Kaiser Chiefs double down on claims they once turned down lyric from David Bowie

Kaiser Chiefs double down on claims they once turned down lyric from David Bowie
Music

Kaiser Chiefs have doubled down on their claim that they once turned down lyrics suggested to them by David Bowie.

The Leeds band first spoke about their interaction with the rock icon in an interview with News of the World back in 2011, when drummer Nick Hodgson noted that they were able to contact Bowie through a mutual colleague, the legendary producer Tony Visconti.

Visconti had co-produced their album ‘The Future is Medieval’, released in the same year, and was on close terms with Bowie, having collaborated on over ten of his albums, including classics such as ‘Low’, ‘Heroes’ and ‘Scary Monsters (And Super Creeps)’.

“Tony texted David asking for his suggestions to finish off a verse [on ‘Man On Mars’] and he came up with a couple of lines,” Hodgson recalled. “I’m such a big Bowie fan I can’t believe I’m saying this, but they just weren’t right, so I’ve missed out on a Hodgson/Bowie writing credit. Gutted!”

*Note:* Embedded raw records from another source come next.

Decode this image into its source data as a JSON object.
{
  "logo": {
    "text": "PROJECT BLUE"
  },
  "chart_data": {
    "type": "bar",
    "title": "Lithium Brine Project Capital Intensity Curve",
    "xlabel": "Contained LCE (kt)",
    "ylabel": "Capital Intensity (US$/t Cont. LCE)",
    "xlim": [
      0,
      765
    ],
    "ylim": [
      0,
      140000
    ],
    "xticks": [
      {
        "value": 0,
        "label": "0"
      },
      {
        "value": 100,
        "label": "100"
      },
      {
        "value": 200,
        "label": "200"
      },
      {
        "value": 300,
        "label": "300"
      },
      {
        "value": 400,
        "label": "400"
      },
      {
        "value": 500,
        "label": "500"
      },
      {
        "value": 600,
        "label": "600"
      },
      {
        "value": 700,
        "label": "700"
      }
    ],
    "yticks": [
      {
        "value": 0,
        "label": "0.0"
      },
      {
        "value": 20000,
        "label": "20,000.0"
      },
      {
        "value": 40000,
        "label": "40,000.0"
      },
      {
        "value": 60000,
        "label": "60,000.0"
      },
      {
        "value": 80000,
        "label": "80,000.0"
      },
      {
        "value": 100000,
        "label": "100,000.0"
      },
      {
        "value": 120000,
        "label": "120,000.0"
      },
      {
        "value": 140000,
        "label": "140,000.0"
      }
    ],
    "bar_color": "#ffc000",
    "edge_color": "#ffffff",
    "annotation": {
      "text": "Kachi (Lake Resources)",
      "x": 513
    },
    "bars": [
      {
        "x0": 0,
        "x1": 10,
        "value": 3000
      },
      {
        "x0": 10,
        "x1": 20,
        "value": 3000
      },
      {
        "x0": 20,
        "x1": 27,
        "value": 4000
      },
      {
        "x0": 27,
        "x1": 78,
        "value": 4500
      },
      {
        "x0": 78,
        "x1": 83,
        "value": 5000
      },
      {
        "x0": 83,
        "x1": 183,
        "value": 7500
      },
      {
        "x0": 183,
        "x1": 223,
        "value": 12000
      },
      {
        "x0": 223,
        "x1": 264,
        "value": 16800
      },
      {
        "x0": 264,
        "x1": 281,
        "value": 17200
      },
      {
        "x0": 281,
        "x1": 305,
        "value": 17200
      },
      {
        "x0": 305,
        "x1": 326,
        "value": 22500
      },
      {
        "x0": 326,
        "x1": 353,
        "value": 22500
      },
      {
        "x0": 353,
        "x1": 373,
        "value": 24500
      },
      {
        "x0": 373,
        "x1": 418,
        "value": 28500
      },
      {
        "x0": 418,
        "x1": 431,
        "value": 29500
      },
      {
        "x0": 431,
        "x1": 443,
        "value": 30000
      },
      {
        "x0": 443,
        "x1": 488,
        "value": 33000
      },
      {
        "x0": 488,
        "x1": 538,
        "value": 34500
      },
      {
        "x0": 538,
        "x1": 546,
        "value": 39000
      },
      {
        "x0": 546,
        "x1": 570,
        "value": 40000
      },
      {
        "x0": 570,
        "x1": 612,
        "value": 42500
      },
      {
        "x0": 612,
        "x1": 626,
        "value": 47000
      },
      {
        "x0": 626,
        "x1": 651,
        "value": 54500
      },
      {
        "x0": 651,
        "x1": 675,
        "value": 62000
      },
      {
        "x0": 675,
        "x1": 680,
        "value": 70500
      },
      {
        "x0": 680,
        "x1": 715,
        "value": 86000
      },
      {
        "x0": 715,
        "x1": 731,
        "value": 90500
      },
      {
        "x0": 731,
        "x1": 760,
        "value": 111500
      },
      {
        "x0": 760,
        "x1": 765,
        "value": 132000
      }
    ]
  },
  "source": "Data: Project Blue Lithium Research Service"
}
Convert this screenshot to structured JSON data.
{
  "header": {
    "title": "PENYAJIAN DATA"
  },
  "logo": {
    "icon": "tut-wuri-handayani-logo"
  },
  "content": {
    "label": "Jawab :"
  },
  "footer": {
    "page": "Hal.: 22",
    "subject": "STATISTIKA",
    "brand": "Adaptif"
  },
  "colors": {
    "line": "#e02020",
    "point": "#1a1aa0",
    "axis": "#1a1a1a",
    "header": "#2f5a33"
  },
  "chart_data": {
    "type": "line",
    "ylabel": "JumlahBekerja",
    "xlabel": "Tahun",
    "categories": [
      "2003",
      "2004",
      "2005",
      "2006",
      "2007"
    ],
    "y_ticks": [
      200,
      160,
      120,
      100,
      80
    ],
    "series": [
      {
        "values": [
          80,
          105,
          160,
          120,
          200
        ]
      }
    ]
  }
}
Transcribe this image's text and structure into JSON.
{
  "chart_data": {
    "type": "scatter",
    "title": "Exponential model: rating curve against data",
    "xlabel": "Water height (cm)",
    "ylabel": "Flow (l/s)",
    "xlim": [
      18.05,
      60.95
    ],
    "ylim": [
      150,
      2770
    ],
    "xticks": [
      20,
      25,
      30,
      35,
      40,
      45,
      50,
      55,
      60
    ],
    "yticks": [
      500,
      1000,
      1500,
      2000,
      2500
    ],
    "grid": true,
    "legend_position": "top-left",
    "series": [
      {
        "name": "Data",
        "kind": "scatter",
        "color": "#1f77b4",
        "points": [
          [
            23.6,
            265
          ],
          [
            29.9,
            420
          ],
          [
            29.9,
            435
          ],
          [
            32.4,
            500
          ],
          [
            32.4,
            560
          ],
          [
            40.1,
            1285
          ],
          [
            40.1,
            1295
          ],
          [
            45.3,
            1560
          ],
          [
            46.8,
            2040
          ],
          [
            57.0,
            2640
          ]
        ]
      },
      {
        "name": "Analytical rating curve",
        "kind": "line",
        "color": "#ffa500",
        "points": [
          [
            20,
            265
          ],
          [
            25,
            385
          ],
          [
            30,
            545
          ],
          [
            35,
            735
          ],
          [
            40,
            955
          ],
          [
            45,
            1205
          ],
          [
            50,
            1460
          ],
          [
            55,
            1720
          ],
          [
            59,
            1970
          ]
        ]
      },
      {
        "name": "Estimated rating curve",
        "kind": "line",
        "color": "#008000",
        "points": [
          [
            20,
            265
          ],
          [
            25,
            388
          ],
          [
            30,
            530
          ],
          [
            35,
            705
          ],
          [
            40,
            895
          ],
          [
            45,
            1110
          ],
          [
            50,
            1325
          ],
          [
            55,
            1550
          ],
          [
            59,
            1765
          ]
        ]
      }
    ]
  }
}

Shortly after Hodgson’s comments became public, Visconti denied the claims to NME, stating: “I have never asked David Bowie to write lyrics for the Kaiser Chiefs. I was hired for the production job because of Nick‘s obsession with Bowie and T. Rex, and I freely shared some of my production secrets with them, but that did not include getting Bowie to write lyrics for them. That is absurd.”

But now, in a segment on Virgin Radio UK, the band’s Ricky Wilson and Andrew White have restated that it did in fact happen.

“Remember when we didn’t put in a lyric by David Bowie?” Wilson asked his bandmate.

“I remember we texted him,” White replied.

“Yeah, well Tony Visconti, the producer, we were missing a lyric, this was an album a long time ago,” Wilson continued. “And we asked, ‘Can David Bowie think of one?’ And he sent one through, but it didn’t really go with the song.”

Wilson went on to say that the line Bowie offered was “Waters aren’t going to muddy themselves”, before joking that he might “save that for the next record”.

After White commented that the line was “terrible”, Wilson replied, “You can’t say that, it’s Bowie!”

Kaiser Chiefs’ new album, ‘Kaiser Chiefs’ Easy Eighth Album’, was released on Friday (March 1) via V2. It was preceded by the disco-laced single ‘Burning In Flames’.

Whether or not Bowie approved of Kaiser Chiefs, it appears that Mark E. Smith did not, with Wilson recently recalling that the former Fall frontman suggested that “the Kaiser Chiefs and Arctic Monkeys should open a chain of chip shops in North Yorkshire”.

Another high profile figure that has publicly taken against the band in the past is former prime minister Boris Johnson, who Wilson remembers once described him personally as an “epic softie”.

“I don’t know what an ‘epic softie’ is, but it’s probably something you’d call someone if you’d been to boarding school in the ‘80s and were trying to sound cool in the ’00s,” Wilson said. “If you were going to have a new pop star, Epic Softie is a perfectly acceptable name, so I don’t mind being called that.”